We went into the entrance hall and down the passage to the office, which was empty of everyone, not just policemen.
“Let’s see how much i
s unlocked,” I suggested, and we continued on down the passage to the door of the theater vestibule. It opened to the touch and we went through, with me pointing out the changing rooms and pharmacy cupboard to Annabel and saying at least we didn’t need to bother with shoe-covers and sterility or any of that jazz.
We went into the theater and looked around. Annabel was enthusiastic about the hoist.
“In the place I saw in Newmarket they stand the horse beside a table thing and strap him to it while he is still standing upright, conscious though sedated. Then when they’ve given the anesthestic they flip the table over to the horizontal position and hey presto, start cutting.”
The sliding door to the padded anesthesia/recovery room was wide open to every passing germ. We went through there, Annabel exclaiming over the resilient floor and bouncing up and down a couple of times.
“What’s that wall for?” she asked, pointing.
“The vets stand behind that when the horse comes round,” I explained. “Apparently the patient thrashes around sometimes and the vets like to be out of kicking range.”
“Like bullrings,” she said.
“Exactly.”
There seemed to be no one about. We went on across the corridor and into the reception room with its array of equipment round the walls, all quiet and ready for use.

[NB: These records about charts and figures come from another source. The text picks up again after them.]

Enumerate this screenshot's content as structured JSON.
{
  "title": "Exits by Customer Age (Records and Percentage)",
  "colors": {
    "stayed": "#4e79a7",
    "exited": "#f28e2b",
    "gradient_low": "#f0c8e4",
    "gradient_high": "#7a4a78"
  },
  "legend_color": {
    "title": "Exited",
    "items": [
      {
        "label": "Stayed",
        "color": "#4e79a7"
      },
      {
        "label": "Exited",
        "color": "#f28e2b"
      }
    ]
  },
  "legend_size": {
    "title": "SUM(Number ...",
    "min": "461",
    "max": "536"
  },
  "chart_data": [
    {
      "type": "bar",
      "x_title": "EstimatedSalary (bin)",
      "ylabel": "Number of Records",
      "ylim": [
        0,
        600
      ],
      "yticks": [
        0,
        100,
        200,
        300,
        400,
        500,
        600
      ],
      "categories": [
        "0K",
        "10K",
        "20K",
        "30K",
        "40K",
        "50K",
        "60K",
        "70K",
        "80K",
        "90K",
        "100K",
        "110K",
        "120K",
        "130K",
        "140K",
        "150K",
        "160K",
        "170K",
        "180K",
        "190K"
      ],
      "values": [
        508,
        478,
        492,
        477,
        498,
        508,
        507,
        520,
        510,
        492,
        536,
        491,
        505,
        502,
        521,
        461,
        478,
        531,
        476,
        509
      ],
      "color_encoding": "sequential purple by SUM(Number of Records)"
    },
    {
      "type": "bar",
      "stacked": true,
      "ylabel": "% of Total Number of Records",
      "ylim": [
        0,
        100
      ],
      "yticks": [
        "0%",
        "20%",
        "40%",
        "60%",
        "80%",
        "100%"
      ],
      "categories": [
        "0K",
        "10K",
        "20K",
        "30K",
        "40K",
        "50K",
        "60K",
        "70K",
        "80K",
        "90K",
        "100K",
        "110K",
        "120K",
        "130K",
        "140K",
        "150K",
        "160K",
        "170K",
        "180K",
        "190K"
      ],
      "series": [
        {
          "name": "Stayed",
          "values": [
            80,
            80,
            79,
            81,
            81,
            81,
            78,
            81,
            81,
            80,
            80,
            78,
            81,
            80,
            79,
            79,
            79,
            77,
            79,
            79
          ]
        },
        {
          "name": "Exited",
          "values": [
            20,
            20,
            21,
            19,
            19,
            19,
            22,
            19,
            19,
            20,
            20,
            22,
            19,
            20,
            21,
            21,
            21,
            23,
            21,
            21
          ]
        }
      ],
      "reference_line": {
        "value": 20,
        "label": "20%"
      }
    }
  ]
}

“Usually they’re so careful about locking everything,” I said. “The whole system’s coming to bits.”
“Poor people.”
I tried the door leading to the outside world. That at least was secure.
I began to feel vaguely uneasy. The entire theater area felt wrong, though I couldn’t analyze why. I’d grown familiar with the place and it all looked the same. The difference was that I was now pretty sure who had murdered Scott, and felt anxious to tell Ramsey immediately. It was unlike him not to be there already, though the “late morning” of his message hadn’t been pinpointedly precise.
Perhaps I should have told Ken, I thought, but the damage had been done. Perhaps it wasn’t such a good idea to be here on a Sunday morning.